Они возвращались домой, разочарованные друг в друге, воздух города был по-весеннему прежним, все было на своих местах, но прикосновения его пальцев были холодными, будто что-то, прежде незамечаемое, — сущий карлик — влез в ее мужа и после возвращения оттуда разросся до размеров его тела, — ей стало страшно, и потому, обнимая его вечером на кровати под старомодным пологом, который они никогда не спускали: шепот шелка, и тяжесть тканевого таинства, — она сказала ему, что сегодня будет ночевать в гостиной. Он отрешенно принял ее слова, как будто она сказала что-то малозначащее. Его спокойствие взбесило ее, если так, если действительно так, то чего ради ей быть с ним вместе? — но разъяренная мысль преобразилась не в скандальность, а в порыв страсти, и потом, уходя от него, пролезая, как жук, через тени деревьев на паркете — никогда, они никогда не закрывали штор, — она, собрав решимость в кулак, повернулась к нему, застыла полипропиленовым солдатиком навытяжку и высказала:

— У меня такое чувство, что ты чужой. Это все из-за того, что ты пережил?

Вместо ответа он блаженно усмехнулся, как тогда на прогулке, выкинув голубиный труп в кусты, и она подумала: «Неужели он не воспринимает меня всерьез? Не может даже подумать, что я способна понять его боль?» Ночь, проведенная как на иголках, завершилась ранним, молочным рассветом, в котором предметы были как не свои, ей казалось, что она очнулась в сон своего мужа и вот сейчас движется по его мозгу и стоит заглянуть за теплящиеся шторы, как оттуда выпрыгнут воспоминания о войне и, поймав одно за ноги, она поймет, что так переменило ее мужа, раз он стал ей чужим.

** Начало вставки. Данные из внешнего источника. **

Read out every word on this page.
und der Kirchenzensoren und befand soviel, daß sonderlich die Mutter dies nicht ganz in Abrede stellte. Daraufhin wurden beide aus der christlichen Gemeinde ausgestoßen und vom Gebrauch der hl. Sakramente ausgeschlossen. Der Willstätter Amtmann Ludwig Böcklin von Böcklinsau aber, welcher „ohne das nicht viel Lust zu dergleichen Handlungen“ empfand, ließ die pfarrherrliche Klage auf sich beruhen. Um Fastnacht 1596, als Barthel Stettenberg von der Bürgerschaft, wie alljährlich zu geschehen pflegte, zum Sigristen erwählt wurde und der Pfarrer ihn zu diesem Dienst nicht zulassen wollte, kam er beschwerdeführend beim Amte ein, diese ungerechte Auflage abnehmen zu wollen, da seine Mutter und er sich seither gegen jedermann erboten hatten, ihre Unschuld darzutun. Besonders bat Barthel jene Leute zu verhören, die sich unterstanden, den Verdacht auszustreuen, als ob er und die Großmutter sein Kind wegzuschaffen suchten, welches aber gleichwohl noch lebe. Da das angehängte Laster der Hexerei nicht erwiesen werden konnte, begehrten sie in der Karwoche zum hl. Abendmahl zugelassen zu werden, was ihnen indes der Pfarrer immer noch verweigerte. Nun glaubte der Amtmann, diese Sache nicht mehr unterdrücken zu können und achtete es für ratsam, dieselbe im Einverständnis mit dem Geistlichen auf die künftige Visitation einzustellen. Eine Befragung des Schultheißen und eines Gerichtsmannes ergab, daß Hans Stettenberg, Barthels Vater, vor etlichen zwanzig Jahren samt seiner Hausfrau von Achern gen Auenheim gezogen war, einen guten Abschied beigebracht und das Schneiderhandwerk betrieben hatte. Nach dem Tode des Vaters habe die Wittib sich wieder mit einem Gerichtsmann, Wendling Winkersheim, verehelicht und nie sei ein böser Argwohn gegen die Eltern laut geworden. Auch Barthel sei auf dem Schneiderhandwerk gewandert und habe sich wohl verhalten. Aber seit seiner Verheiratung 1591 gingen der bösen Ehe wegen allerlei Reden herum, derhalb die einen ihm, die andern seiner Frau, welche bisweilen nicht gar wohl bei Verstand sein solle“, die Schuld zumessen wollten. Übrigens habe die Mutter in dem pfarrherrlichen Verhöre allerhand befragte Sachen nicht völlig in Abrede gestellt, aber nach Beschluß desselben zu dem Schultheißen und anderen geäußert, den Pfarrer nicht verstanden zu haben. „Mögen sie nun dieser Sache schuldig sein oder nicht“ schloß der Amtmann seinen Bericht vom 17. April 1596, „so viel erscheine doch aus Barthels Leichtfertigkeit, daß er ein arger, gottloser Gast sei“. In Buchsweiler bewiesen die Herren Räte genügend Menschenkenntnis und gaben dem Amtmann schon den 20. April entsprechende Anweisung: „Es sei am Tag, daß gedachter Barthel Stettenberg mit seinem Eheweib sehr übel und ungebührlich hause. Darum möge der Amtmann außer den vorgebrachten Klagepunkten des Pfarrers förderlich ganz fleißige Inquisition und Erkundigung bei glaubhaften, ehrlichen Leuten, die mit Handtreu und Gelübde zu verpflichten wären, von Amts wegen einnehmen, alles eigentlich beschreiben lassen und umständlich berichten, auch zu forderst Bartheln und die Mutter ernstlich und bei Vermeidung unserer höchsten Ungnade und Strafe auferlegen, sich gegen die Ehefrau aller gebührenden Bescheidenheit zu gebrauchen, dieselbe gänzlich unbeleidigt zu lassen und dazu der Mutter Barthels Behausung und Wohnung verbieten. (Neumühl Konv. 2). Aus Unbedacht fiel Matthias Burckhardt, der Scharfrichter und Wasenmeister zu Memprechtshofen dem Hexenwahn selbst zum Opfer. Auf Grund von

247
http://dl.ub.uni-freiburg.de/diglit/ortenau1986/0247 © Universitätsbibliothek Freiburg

С тех пор она ночевала в гостиной — на тахте рядом со столиком, на котором наряжала мертвые цветы, а ее муж по-прежнему пропадал где-то целыми днями, пока спустя несколько дней она не проснулась в такой же молочный рассвет и не ощутила, что теперь она точно не в его сне, потому что он, исполинский и улыбчивый, возвышался над нею в чем мать родила, — но в его теле была такая пустота и окостенение, и никакой страстности, что одно это способно было ее испугать, но спросонья испуг не состоялся, и лишь когда она протерла глаза и с минуту смотрела на его застывшую фигуру: на легкую лепнину жира по бокам, на темноту промежности, на мерцающие во тьме глаза, которые не мигали, — она почуяла неладное и вскочила с кровати, и подумала, что сейчас состоится развязка двухнедельного фарса и наследник ее мужа прикончит ее, потому что она обо всем догадалась. В страхе ее было какое-то торжество, признание превосходства женского чувства над действительностью; пускай все окончится плохо, но любовь в ней была вместо мысли — и она подсказала ей правильный ответ, — но вместо того, чтобы броситься вслед за ней, он стоял так же недвижимо, даже не повернувшись, и, когда белесые предметы обрели утреннюю четкость, она снова заглянула в гостиную, надев на голое тело короткий халат с цаплями, недоуменно произнесла его имя, и только тогда он захлопал глазами и рухнул на тахту и стал бороться с пустыми простынями. Она кричала во все горло, подушка отлетела в край с вазами, одна затряслась, упала и бутылочно покатилась по паркету, а ее муж все неистовствовал, и тогда она поняла, как глупа была, и бросилась к нему на постель, и стала гладить его по горячей голове, а когда он окончательно притих в ее объятьях, спросила его, что произошло, котик? И тогда, открыв свой большой рот, он признался, что убил ее там два месяца назад и что он не знает, как ему дальше жить с этим грехом на душе, а она, продолжив гладить мужа по больной голове, пока его горячие слезы щекотно стекали по ее бедрам, отвечала, внешне успокоенная, а внутри вдруг переставшая существовать: «Уже простила, уже...»

 

Забытие

 

Началось все с того, что названия битв греко-персидских войн стали искажаться: вместо Саламина изо рта лез Соломон, вместо Марафона — Марафет, и, как только он перевирал знакомые ученическим ушам слова, класс разражался смехом: поначалу многоголовый класс думал, что его умиротворяют, с ним заигрывают, потом — по мере учащения ошибок — приуготовленно и довольно затихал, как будто учитель говорил скабрезности, а под конец и вовсе улюлюкал. Гоготала его любимая ученица, скалил зубы олимпиадник, и камчатка подвывала: «Сергей Семенович! Нет! Григорий Павлович, ну что же вы, родной!» И год основания Рима, как скала, высился посреди его памяти, и всякий раз он обращался к нему, когда по голове била беспамятливость, и всякий раз год отвечал ему улыбкой — и сам он отвечал себе улыбкой, потому что помнил его — а если так, значит, он здоров совершенно, и помутнения в памяти — не старческие пятна на его коже, скорее беспамятные недочеты от переутомления, от того, что у него умерла мать. Мать? Или ушла жена?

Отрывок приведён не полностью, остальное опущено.